Starkiller was cold, desolate, and the best stretch of a storm trooper’s career I could have imagined. I ran thousands of troopers through the new Academy, and they’re now deployed in over fifty star systems. I revamped the curriculum so the rookies wouldn’t be so damn raw when they hit the Fleet. I stressed the Big Four: marksmanship, don’t blindly spray and don’t waste plasma packs; small unit tactics stressing lessons learned on Endor, Hoth, Jedha, and Tatooine; fealty to the Supreme Leader; and a callous disregard for life. Having someone like CPT Phasma as Legion Commander on my side, as we literally rewrote the book on training, was immeasurable.

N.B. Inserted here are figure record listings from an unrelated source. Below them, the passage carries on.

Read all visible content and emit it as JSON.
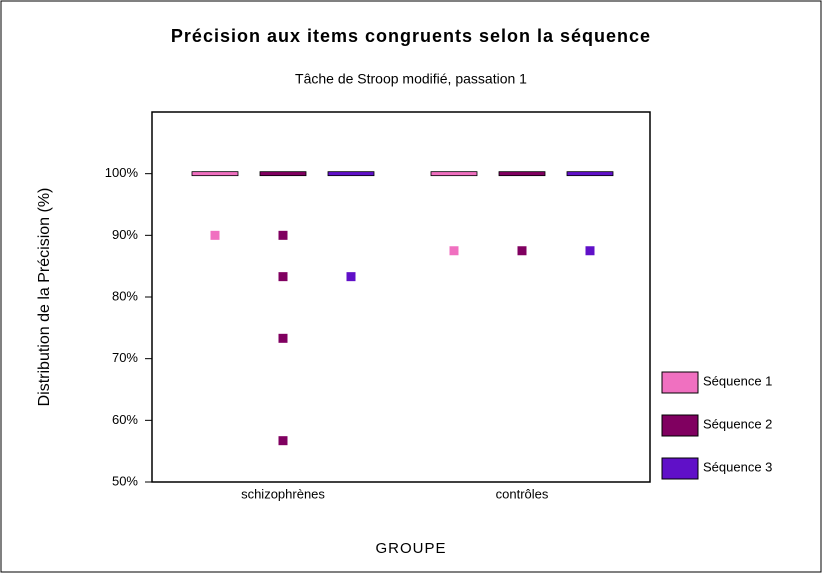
{
  "chart_data": {
    "type": "box",
    "title": "Précision aux items congruents selon la séquence",
    "subtitle": "Tâche de Stroop modifié, passation 1",
    "y_label": "Distribution de la Précision (%)",
    "x_label": "GROUPE",
    "categories": [
      "schizophrènes",
      "contrôles"
    ],
    "series": [
      {
        "name": "Séquence 1",
        "color": "#f070c0",
        "values": [
          100,
          100
        ],
        "outliers": [
          [
            90
          ],
          [
            87.5
          ]
        ]
      },
      {
        "name": "Séquence 2",
        "color": "#800060",
        "values": [
          100,
          100
        ],
        "outliers": [
          [
            90,
            83.3,
            73.3,
            56.7
          ],
          [
            87.5
          ]
        ]
      },
      {
        "name": "Séquence 3",
        "color": "#6010c8",
        "values": [
          100,
          100
        ],
        "outliers": [
          [
            83.3
          ],
          [
            87.5
          ]
        ]
      }
    ],
    "ylim": [
      50,
      110
    ],
    "yticks": [
      {
        "value": 50,
        "label": "50%"
      },
      {
        "value": 60,
        "label": "60%"
      },
      {
        "value": 70,
        "label": "70%"
      },
      {
        "value": 80,
        "label": "80%"
      },
      {
        "value": 90,
        "label": "90%"
      },
      {
        "value": 100,
        "label": "100%"
      }
    ],
    "legend": "right"
  }
}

Jakku was our final shakedown, intended as a validation of our years of preparation. You know the old saying that a good plan never survives contact with the enemy? Just before takeoff, headquarters sent us a Jedi to be in overall command, some kid who could wield a lightsaber but didn’t know jack or shit about leading storm troopers in combat. Phasma was pissed! The last time I’d seen her this angry, she shot a trooper cadet just so his peers could practice casualty evacuation. Still, she was a professional to the core and didn’t let it show, except around me. She trusted me, because how can a senior enlisted adviser serve the officer if he doesn’t know what she’s thinking? We accomplished our objective and captured a rebel – sorry, (air quotes) Resistance – pilot, but not his droid. The village that we air assaulted into? Well, it doesn’t exist anymore. Another hard lesson learned from Endor. I hear later that some stupid FNG couldn’t handle the blood on this op and defected. I hope we find that traitorous bastard soon.
We returned to the destroyer after the headquarters Jedi got his fill of killing. I took off my body armor for the last time, each section marked with the name of the storm trooper I was giving it to. I felt naked and out of balance, especially once I changed into civilian clothes I hadn’t worn since my Coruscant days, after Endor. That night, I just couldn’t go through with the retirement ceremony that CPT Phasma had planned. I apologized to her, because I knew she had gathered elements from the entire Legion, even a few old retirees with whom I’d served long ago. We had a quick drink in her command center in gross violation of First Order regs, then I boarded on the next shuttle to the Inner Rim.
I’m here now. The planet is hot, but it’s quiet and no one really cares about your past. At night I’ll look up at the band of stars that mark the Outer Rim, and try to guess which ones I’ve been to. Will we win this war? Who knows? It isn’t up to me anymore. If I have my druthers, neither of my children will go off to fight. I’ve done enough of that for a thousand families. My fight is here, eking out a living out of this farm to supplement a meager pension, worrying about the raw deal the Jawas will offer for the droids I just refurbished. Now, if you’ll excuse me, I have to take the lady of the house on her weekly shopping trip to Mos Eisly. Just in case, though, my old blaster (a parting gift from CPT Phasma) is under my cloak. You just never know.